Nesta sexta, dia 24 de outubro foi proferida a rejeição do Tribunal Regional Federal da 1ª Região (TRF1) ao recurso apresentado pelo Conselho Federal de Medicina (CFM) mantendo a validade do Parecer de Câmara Técnica nº 001/2022/GTEE/COFEN, que reconhece a atuação de enfermeiros e enfermeiras em procedimentos estéticos. A decisão representa uma conquista significativa para toda a categoria, consolidando o respaldo legal e ético da Enfermagem Estética em todo o país.
Segundo o relator do processo, desembargador federal José Amílcar de Queiroz Machado, o CFM não apresentou provas de risco iminente que justificassem a suspensão imediata do parecer.
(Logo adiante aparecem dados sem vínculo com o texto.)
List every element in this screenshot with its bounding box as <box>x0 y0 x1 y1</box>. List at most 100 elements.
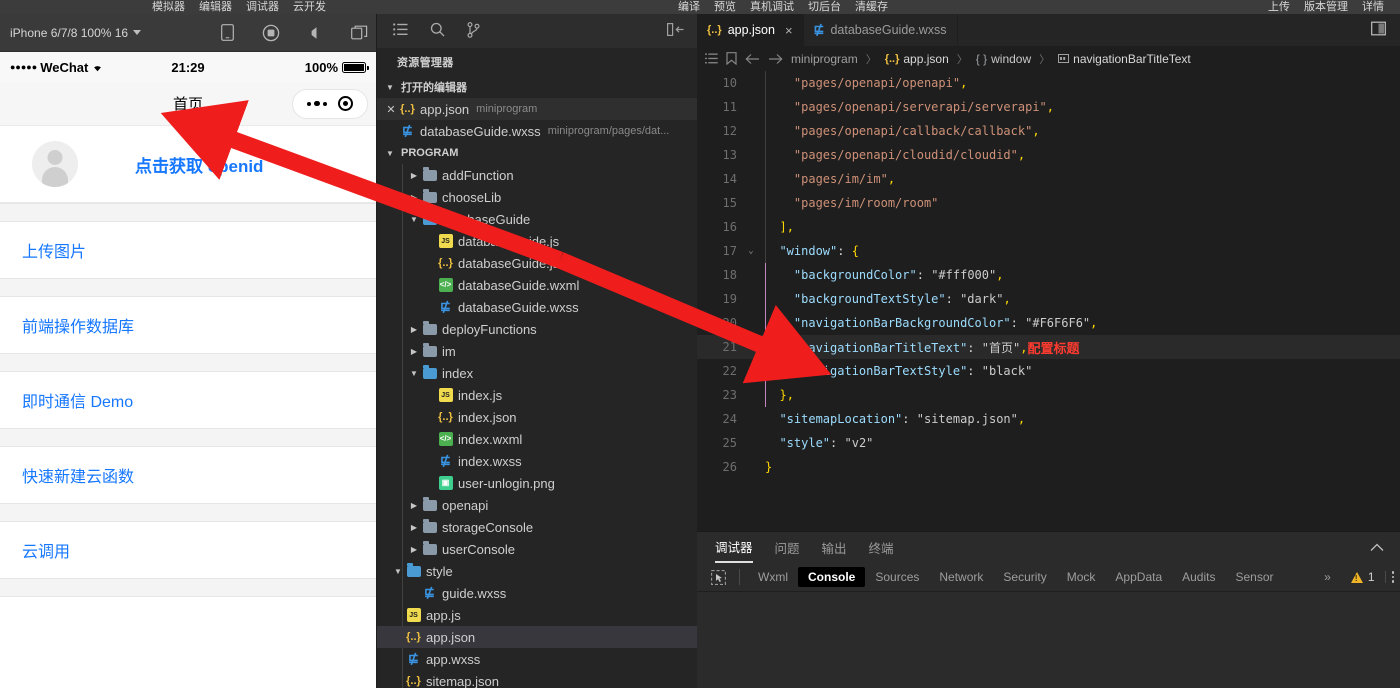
chevron-right-icon[interactable]: ▶ <box>407 523 421 532</box>
menu-item-background[interactable]: 切后台 <box>808 0 841 14</box>
phone-rotate-icon[interactable] <box>218 24 236 42</box>
record-icon[interactable] <box>262 24 280 42</box>
menu-item-upload[interactable]: 上传 <box>1268 0 1290 14</box>
code-line-26[interactable]: 26} <box>697 455 1400 479</box>
multi-window-icon[interactable] <box>350 24 368 42</box>
warning-indicator[interactable]: 1 <box>1350 570 1375 584</box>
list-item-upload-image[interactable]: 上传图片 <box>0 222 376 278</box>
chevron-down-icon[interactable]: ▼ <box>407 215 421 224</box>
code-line-22[interactable]: 22 "navigationBarTextStyle": "black" <box>697 359 1400 383</box>
breadcrumb-seg-app-json[interactable]: {..} app.json <box>885 52 949 66</box>
tree-folder-deployfunctions[interactable]: ▶ deployFunctions <box>377 318 697 340</box>
menu-item-preview[interactable]: 预览 <box>714 0 736 14</box>
tab-app-json[interactable]: {..} app.json × <box>697 14 804 46</box>
tree-folder-style[interactable]: ▼ style <box>377 560 697 582</box>
code-line-13[interactable]: 13 "pages/openapi/cloudid/cloudid", <box>697 143 1400 167</box>
code-line-12[interactable]: 12 "pages/openapi/callback/callback", <box>697 119 1400 143</box>
chevron-right-icon[interactable]: ▶ <box>407 325 421 334</box>
get-openid-link[interactable]: 点击获取 openid <box>135 152 263 177</box>
devtools-tab-console[interactable]: Console <box>798 567 866 587</box>
menu-item-editor[interactable]: 编辑器 <box>199 0 232 14</box>
source-control-icon[interactable] <box>467 21 480 41</box>
menu-item-clear-cache[interactable]: 清缓存 <box>855 0 888 14</box>
more-options-icon[interactable] <box>1384 571 1394 583</box>
tree-file-index-wxss[interactable]: ⋢ index.wxss <box>377 450 697 472</box>
more-tabs-button[interactable]: » <box>1314 567 1341 587</box>
devtools-tab-sensor[interactable]: Sensor <box>1225 567 1283 587</box>
tree-file-index-wxml[interactable]: </> index.wxml <box>377 428 697 450</box>
tree-file-index-js[interactable]: JS index.js <box>377 384 697 406</box>
tree-folder-im[interactable]: ▶ im <box>377 340 697 362</box>
debugger-tab-输出[interactable]: 输出 <box>822 532 847 563</box>
chevron-right-icon[interactable]: ▶ <box>407 347 421 356</box>
collapse-panel-icon[interactable] <box>667 23 685 39</box>
tree-file-databaseguide-wxml[interactable]: </> databaseGuide.wxml <box>377 274 697 296</box>
fold-chevron-icon[interactable]: ⌄ <box>743 246 759 256</box>
tree-folder-userconsole[interactable]: ▶ userConsole <box>377 538 697 560</box>
menu-item-simulator[interactable]: 模拟器 <box>152 0 185 14</box>
code-line-17[interactable]: 17 ⌄ "window": { <box>697 239 1400 263</box>
tree-file-app-js[interactable]: JS app.js <box>377 604 697 626</box>
code-line-14[interactable]: 14 "pages/im/im", <box>697 167 1400 191</box>
menu-item-real-device-debug[interactable]: 真机调试 <box>750 0 794 14</box>
breadcrumb-seg-navbartitletext[interactable]: navigationBarTitleText <box>1058 52 1191 66</box>
code-line-11[interactable]: 11 "pages/openapi/serverapi/serverapi", <box>697 95 1400 119</box>
forward-arrow-icon[interactable] <box>768 53 783 65</box>
list-item-im-demo[interactable]: 即时通信 Demo <box>0 372 376 428</box>
breadcrumb-seg-miniprogram[interactable]: miniprogram <box>791 52 858 66</box>
chevron-right-icon[interactable]: ▶ <box>407 501 421 510</box>
device-selector[interactable]: iPhone 6/7/8 100% 16 <box>10 26 142 40</box>
tab-databaseguide-wxss[interactable]: ⋢ databaseGuide.wxss <box>804 14 958 46</box>
devtools-tab-mock[interactable]: Mock <box>1057 567 1106 587</box>
capsule-button[interactable] <box>292 88 368 119</box>
code-line-20[interactable]: 20 "navigationBarBackgroundColor": "#F6F… <box>697 311 1400 335</box>
code-line-23[interactable]: 23 }, <box>697 383 1400 407</box>
list-item-frontend-database[interactable]: 前端操作数据库 <box>0 297 376 353</box>
chevron-right-icon[interactable]: ▶ <box>407 545 421 554</box>
open-editor-databaseguide-wxss[interactable]: ⋢ databaseGuide.wxss miniprogram/pages/d… <box>377 120 697 142</box>
console-output-area[interactable] <box>697 592 1400 688</box>
inspect-element-icon[interactable] <box>705 569 731 585</box>
close-icon[interactable]: × <box>785 23 793 38</box>
profile-row[interactable]: 点击获取 openid <box>0 126 376 203</box>
chevron-down-icon[interactable]: ▼ <box>391 567 405 576</box>
code-line-19[interactable]: 19 "backgroundTextStyle": "dark", <box>697 287 1400 311</box>
tree-file-guide-wxss[interactable]: ⋢ guide.wxss <box>377 582 697 604</box>
list-item-new-cloud-function[interactable]: 快速新建云函数 <box>0 447 376 503</box>
debugger-tab-调试器[interactable]: 调试器 <box>715 532 753 563</box>
devtools-tab-security[interactable]: Security <box>993 567 1056 587</box>
code-line-18[interactable]: 18 "backgroundColor": "#fff000", <box>697 263 1400 287</box>
close-target-icon[interactable] <box>337 96 353 111</box>
code-line-21[interactable]: 21 "navigationBarTitleText": "首页", 配置标题 <box>697 335 1400 359</box>
tree-file-app-wxss[interactable]: ⋢ app.wxss <box>377 648 697 670</box>
code-area[interactable]: 10 "pages/openapi/openapi", 11 "pages/ope… <box>697 71 1400 545</box>
menu-item-details[interactable]: 详情 <box>1362 0 1384 14</box>
back-arrow-icon[interactable] <box>745 53 760 65</box>
code-line-16[interactable]: 16 ], <box>697 215 1400 239</box>
tree-file-databaseguide-json[interactable]: {..} databaseGuide.json <box>377 252 697 274</box>
close-icon[interactable]: ✕ <box>383 103 399 116</box>
tree-folder-addfunction[interactable]: ▶ addFunction <box>377 164 697 186</box>
section-program[interactable]: ▼ PROGRAM <box>377 142 697 164</box>
bookmark-icon[interactable] <box>726 52 737 65</box>
debugger-tab-终端[interactable]: 终端 <box>869 532 894 563</box>
code-line-24[interactable]: 24 "sitemapLocation": "sitemap.json", <box>697 407 1400 431</box>
tree-folder-chooselib[interactable]: ▶ chooseLib <box>377 186 697 208</box>
outline-icon[interactable] <box>705 53 718 64</box>
tree-folder-storageconsole[interactable]: ▶ storageConsole <box>377 516 697 538</box>
chevron-down-icon[interactable]: ▼ <box>407 369 421 378</box>
chevron-right-icon[interactable]: ▶ <box>407 193 421 202</box>
open-editor-app-json[interactable]: ✕ {..} app.json miniprogram <box>377 98 697 120</box>
code-line-10[interactable]: 10 "pages/openapi/openapi", <box>697 71 1400 95</box>
chevron-right-icon[interactable]: ▶ <box>407 171 421 180</box>
debugger-tab-问题[interactable]: 问题 <box>775 532 800 563</box>
tree-folder-databaseguide[interactable]: ▼ databaseGuide <box>377 208 697 230</box>
chevron-up-icon[interactable] <box>1370 541 1384 555</box>
list-icon[interactable] <box>393 23 408 39</box>
devtools-tab-network[interactable]: Network <box>929 567 993 587</box>
devtools-tab-wxml[interactable]: Wxml <box>748 567 798 587</box>
tree-file-app-json[interactable]: {..} app.json <box>377 626 697 648</box>
tree-file-databaseguide-wxss[interactable]: ⋢ databaseGuide.wxss <box>377 296 697 318</box>
devtools-tab-sources[interactable]: Sources <box>865 567 929 587</box>
tree-file-databaseguide-js[interactable]: JS databaseGuide.js <box>377 230 697 252</box>
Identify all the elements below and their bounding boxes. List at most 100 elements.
O magistrado destacou ainda que o documento do COFEN foi publicado em 2022 e, desde então, não houve qualquer medida emergencial que indicasse urgência no pedido de suspensão.
Com a decisão, o parecer permanece plenamente vigente e eficaz, reafirmando a legitimidade do Conselho Federal de Enfermagem para normatizar e orientar o exercício profissional da categoria. O documento define critérios técnicos e científicos para a atuação dos enfermeiros na área estética, permitindo a realização de procedimentos estéticos minimamente invasivos não cirúrgicos, desde que não sejam privativos de outros profissionais, conforme a Lei nº 12.842/2013 (Lei do Ato Médico).
Com o entendimento firmado pelo Tribunal, a Enfermagem Estética se consolida como uma área legítima de atuação dos enfermeiros e enfermeiras com formação específica, reconhecendo a importância do papel desses profissionais na promoção da saúde e bem-estar dos pacientes.
“O TRF1 reafirma que a Enfermagem atua com respaldo legal e ético em todas as suas áreas de competência. Essa decisão reforça a autonomia da profissão e garante segurança jurídica para os profissionais que atuam com responsabilidade e qualificação”, destacou o presidente do COFEN, Manoel Neri.
Com o parecer mantido, o COREN-MA reforça o compromisso de continuar orientando e fiscalizando o exercício profissional da Enfermagem Estética no estado, promovendo capacitação e assegurando que os procedimentos sejam realizados dentro dos parâmetros técnicos e éticos estabelecidos.